無機化学の問題は、理論化学と絡めて出題されるケースが多く、単独で出題されることは少ない

  • 無機化学の問題は、理論化学と絡めて出題されるケースが多く、単独で出題されることは少ない。
  • このような入試問題のあり方から考えても、無機化学の学習を進めながら、理論化学をつまみ食い〔スポット〕的に学んでいったほうが、理論化学を学ぶ苦痛が軽減される可能性があると、私は考えている。
    • したがって、初学の段階から[福間の無機化学の講義]に早速取り組んで、無機化学を覚えながら、[無機化学に必要な理論化学]を、その都度、学習していくのが、効率的であろうと思う。
    • [英文法を学ばなければ、英語を本格的に学んではいけない]という先入観を取り払い、とりあえず、例文をたくさん覚えてから、英文法をあとづけで覚える。 これでもOKだし、むしろそのほうが本質的なのだと、自分を許すような心的態度が、高校化学の分野でも、求められていると思う。
    • 【1】[理論化学の初歩]である[化学基礎]、あるいは、【2】[化学の理論化学分野]を先に学ばなければ、無機化学・有機化学を学んではいけない。 そういう先入観・固定観念を取り払い、自由な発想で高校化学に取り組んでみるのも、一つのアプローチとして容認されるべきであろう。
  • 少なくとも私にとっては、初学の段階から[福間の無機化学の講義]を使って、無機化学を系統的に暗記していくのが正解であるように感じられる。

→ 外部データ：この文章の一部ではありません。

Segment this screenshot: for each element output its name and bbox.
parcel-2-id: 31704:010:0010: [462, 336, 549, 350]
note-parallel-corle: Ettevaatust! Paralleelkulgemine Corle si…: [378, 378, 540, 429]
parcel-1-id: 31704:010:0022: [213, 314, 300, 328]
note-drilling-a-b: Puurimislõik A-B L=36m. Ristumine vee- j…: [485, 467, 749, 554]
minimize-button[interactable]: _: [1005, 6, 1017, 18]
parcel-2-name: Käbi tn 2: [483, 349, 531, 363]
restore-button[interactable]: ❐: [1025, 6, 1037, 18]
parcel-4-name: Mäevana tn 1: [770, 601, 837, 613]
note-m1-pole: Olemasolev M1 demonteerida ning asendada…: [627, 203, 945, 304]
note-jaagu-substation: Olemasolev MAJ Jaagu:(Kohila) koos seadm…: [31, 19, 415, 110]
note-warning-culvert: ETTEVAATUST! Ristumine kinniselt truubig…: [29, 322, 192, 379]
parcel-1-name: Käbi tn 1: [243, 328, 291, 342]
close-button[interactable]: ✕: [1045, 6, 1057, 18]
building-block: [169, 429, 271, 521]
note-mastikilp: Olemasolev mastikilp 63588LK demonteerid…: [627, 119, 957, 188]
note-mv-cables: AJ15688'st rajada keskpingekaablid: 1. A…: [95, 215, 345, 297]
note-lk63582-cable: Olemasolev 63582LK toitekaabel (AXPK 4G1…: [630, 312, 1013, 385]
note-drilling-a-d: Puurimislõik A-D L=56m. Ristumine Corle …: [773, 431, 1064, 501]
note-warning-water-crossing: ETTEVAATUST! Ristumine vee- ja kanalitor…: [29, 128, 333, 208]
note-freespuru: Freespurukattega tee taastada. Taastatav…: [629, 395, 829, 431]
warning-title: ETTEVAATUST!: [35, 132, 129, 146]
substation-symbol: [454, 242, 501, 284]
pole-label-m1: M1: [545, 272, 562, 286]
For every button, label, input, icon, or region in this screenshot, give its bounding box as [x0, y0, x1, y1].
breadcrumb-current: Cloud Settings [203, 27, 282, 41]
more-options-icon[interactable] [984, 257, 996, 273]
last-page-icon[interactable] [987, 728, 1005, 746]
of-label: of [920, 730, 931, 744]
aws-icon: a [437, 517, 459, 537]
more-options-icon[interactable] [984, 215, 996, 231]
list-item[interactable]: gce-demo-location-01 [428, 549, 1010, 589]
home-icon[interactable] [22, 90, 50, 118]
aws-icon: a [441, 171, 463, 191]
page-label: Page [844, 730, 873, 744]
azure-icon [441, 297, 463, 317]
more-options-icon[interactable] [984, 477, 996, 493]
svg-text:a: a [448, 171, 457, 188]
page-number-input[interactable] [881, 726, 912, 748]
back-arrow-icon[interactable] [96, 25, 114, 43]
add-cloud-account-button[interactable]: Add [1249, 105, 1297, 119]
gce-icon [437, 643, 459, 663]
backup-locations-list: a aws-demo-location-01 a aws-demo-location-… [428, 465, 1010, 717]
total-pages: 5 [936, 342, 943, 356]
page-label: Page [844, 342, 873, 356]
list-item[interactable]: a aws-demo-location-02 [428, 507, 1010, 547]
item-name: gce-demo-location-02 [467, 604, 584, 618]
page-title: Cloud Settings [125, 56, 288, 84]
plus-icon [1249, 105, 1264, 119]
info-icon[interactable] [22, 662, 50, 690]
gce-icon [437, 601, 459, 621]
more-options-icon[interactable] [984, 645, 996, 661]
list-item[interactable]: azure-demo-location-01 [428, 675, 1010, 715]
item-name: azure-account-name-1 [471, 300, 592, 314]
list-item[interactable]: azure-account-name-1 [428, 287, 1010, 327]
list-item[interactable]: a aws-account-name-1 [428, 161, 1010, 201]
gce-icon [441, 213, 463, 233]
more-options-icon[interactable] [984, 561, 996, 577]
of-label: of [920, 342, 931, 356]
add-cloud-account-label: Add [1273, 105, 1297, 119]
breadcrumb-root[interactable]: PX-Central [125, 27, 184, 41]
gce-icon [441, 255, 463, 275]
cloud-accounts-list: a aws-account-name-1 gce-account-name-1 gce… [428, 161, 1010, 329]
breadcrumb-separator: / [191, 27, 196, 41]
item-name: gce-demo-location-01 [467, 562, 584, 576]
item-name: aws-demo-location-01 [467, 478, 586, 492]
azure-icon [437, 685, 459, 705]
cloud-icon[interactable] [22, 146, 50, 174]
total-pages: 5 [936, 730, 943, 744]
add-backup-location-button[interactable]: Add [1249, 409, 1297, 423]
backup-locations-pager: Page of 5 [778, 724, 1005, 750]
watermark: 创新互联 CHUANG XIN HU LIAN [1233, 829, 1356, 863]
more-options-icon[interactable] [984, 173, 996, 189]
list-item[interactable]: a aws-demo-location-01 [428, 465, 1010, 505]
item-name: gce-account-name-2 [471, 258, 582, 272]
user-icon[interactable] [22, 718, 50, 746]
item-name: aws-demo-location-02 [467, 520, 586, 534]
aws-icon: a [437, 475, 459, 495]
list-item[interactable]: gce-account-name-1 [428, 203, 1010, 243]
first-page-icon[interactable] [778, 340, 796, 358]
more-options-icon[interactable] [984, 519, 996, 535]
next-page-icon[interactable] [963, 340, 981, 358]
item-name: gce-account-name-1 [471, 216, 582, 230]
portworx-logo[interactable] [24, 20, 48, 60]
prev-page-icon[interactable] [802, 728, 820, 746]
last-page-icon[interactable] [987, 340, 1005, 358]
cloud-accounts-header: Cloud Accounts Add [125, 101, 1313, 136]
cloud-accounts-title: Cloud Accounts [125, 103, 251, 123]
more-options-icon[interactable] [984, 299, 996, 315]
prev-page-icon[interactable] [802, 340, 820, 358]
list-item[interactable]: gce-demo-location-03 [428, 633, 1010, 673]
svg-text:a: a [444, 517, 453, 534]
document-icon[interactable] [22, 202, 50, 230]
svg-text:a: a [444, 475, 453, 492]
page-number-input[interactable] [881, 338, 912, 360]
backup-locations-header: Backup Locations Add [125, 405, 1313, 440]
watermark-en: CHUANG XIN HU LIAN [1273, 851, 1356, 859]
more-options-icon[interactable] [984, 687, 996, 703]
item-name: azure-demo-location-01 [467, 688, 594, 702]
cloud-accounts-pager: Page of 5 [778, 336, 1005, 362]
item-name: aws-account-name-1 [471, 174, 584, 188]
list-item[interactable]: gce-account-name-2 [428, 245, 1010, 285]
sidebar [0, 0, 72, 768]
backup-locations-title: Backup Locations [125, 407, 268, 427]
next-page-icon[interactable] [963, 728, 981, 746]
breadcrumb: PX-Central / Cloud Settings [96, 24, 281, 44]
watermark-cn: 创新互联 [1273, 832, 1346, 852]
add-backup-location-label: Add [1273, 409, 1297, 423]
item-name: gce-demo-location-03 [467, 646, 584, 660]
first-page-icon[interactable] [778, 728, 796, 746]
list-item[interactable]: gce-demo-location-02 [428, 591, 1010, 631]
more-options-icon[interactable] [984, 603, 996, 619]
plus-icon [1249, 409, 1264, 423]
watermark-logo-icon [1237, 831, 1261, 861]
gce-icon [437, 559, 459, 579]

無機化学の問題では、知識が問われることが多いので、無機化学の学習は暗記が中心になる

  • 大学入試の無機化学の範囲で、問われやすい知識は、ほぼ定まっている。
    • しかも無機化学は、漢字・漢文と同じく、[覚えていなければ解けない]けれども[覚えてさえいれば解ける]という問題が出やすい。
    • そういう側面から見ると、無機化学は、暗記科目なのである。
    • 無機化学という、範囲の狭い暗記科目を先に片付けることによって、とりあえず[受験化学で取るべき点数の一部は確実に取れる]という安心感を得る効果は大きいと思う。
    • 高校化学・大学入試の範囲であっても、理論化学を深掘りしていけば、どれだけでも深い領域が広がっており、理論化学は難度の高さに際限がない。
    • 他方、[高校化学・大学入試の範囲の無機化学][高校化学・大学入試の範囲の有機化学]には、[範囲の限定][難度の限定]がつきまとう。
    • だから学習者・受験生としては、まずは無機化学・有機化学に重点を置き、余力で理論化学に取り組むのが得策であろう。
    • また化学は入試で高得点が取りにくいので、例えば[物理で高得点を狙い、化学は点が取れる範囲だけ取る]という方針で受験勉強を組み立てたほうが健全であろう。
      • 化学で難度の高い問題を深追いするのは、タイパの悪い選択になる確率が高い。

無機化学の整理がうまい先生のやり方を模倣する

  • 範囲が限定的で、覚えるべき事項が決まりきっている無機化学という分野を先に攻略し、確実な得点源にするのが適切だと私は感じた。
  • ただし[入試に出題されやすい知識]だけを要領よく覚える必要がある。
    • [入試に出題されやすい知識]だけを要領よく覚えるにあたり、記憶作業〔インプット〕・想起作業〔アウトプット〕の両方を円滑にする観点からの[まとめ方]が重要である。
    • [大学受験Doシリーズ 福間の無機化学の講義 五訂版|旺文社]の[まとめ方]が素晴らしい。
    • 大学入試の無機化学は[福間の無機化学の講義]の[まとめ方]に沿って整理すれば、いい感じにまとまる。
    • 他書で無機化学を学んだときに、[福間の無機化学の講義]に立ち返って復習し、[福間の無機化学の講義]に不足があれば、[付箋に書き込む]または[紙面に直接書き込む]などして、無機化学は[福間の無機化学の講義]だけを見れば総復習OKな状態を作っていく。